Best of the East
The ongoing `Purbanchal Food Festival' at Salzburg Street in Amrutha Castle packs the choicest fare from the East amidst an archetypal ambience, much to the delight of gourmets.
NOSTALGIA TIME: The food had a taste of home in every morsel.
FOR THE people from Assam, it was the earthy smell of the Assamese village after rains. The divine sanctity of Puri-Jagannath emanated, according to the people, from the land of Chilka. The Bongs, of course, found it as sweet as their language while for the hardworking Biharis it was the aroma of the lush green maize fields coupled with the sweat of the farmer. And for the Hyderabadis, it was sheer delight.The ingredients may have been of a wide-ranging variety. But what stemmed from the simmering Eastern cauldron at the ongoing `Purbanchal Food Festival' at Salzburg Street in Amrutha Castle was more than distinctive. It was unadulterated nostalgia.

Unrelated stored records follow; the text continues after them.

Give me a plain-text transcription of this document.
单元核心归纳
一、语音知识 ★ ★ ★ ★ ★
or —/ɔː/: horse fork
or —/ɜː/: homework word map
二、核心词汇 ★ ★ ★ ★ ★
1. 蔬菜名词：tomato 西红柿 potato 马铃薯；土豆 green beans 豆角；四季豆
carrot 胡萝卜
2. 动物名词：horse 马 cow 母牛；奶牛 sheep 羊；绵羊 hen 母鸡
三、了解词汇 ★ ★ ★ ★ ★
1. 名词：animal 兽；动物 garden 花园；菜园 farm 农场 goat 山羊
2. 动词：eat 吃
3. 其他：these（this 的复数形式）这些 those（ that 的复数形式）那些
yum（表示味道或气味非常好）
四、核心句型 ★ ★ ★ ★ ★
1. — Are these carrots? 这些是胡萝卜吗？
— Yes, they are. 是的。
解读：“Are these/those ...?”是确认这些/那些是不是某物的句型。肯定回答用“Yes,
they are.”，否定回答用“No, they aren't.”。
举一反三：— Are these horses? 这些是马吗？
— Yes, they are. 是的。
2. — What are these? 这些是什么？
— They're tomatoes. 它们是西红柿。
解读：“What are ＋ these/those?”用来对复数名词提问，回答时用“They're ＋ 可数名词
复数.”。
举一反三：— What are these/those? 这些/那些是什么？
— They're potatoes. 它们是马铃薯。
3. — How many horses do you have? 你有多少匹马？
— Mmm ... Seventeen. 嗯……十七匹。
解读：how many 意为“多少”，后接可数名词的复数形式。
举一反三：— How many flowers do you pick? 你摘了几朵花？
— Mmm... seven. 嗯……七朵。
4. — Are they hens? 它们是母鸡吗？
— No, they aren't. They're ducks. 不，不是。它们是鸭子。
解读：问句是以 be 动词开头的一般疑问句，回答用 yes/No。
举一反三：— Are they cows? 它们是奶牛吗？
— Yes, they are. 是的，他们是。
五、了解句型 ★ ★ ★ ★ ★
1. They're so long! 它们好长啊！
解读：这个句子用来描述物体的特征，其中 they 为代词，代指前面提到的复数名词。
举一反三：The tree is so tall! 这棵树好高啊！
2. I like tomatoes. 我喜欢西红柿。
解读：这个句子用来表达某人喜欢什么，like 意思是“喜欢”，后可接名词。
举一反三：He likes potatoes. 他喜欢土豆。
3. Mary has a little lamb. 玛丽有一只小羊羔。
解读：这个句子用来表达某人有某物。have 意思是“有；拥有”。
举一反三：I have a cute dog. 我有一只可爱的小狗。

Like a whiff of fresh air for the people from the Eastern part of the Indian sub-continent settled here, the food festival - - a compromise or a consolation - - compensated them amply with a true taste of their soil.
Be it the famed Sorsay Bata Machh, the Potoler Dolma or the simple Aloo Posto and Sukhto from Bengal, or the bland Aloo Pitika and Pata Diya Machh from Assam and the Kosa Mangsho or the typical Machha Besoro Rasedar from Orissa to the distinctive Bihari Rasedaar Shikaar and Bharma Kerala or the Rai ki Machhi, the preparations promise one, a `mummy-made' taste in every morsel.
"Each item has been very carefully conceived and prepared with just the right amount of spices to make it more authentic and appetising," says Kishore Kumar Sinha, executive chef at Amrutha Castle, who is a specialist in Eastern Indian cuisine. He says that care was taken, for the sweets in particular, to see that they exactly match the taste of the land of their origin. From Rosogolla, to Mishti Doi, Raj Bhog, Chena Peda, Kejurer Chutney, and Pantua, each is a epicurean delight in itself, he says.
"The response we have got is overwhelming. The taste apart, perhaps, the festive season that we chose as a time for the food fest, is also a reason for the popularity of the food festival," says Partha Pratim Nag, Assistant F&B Manager.
The delicacies are served as a buffet at an affordable Rs. 199 per head, in addition to taxes. While the ambience has been specially decked up for the occasion with archetypal Bengali Lal Parer Sada sari, the Assamese Mekhela Chaddar and the Oriya Sambalpuri embellishing the pillars and adorning the ceiling, the attenders have also been attired accordingly, with regional dresses just for the event.
While it is having nostalgic effects on most, others are indulging and some were even seen over-indulging in the gastronomic delights from the Eastern cauldron.
The festival concludes on October 27.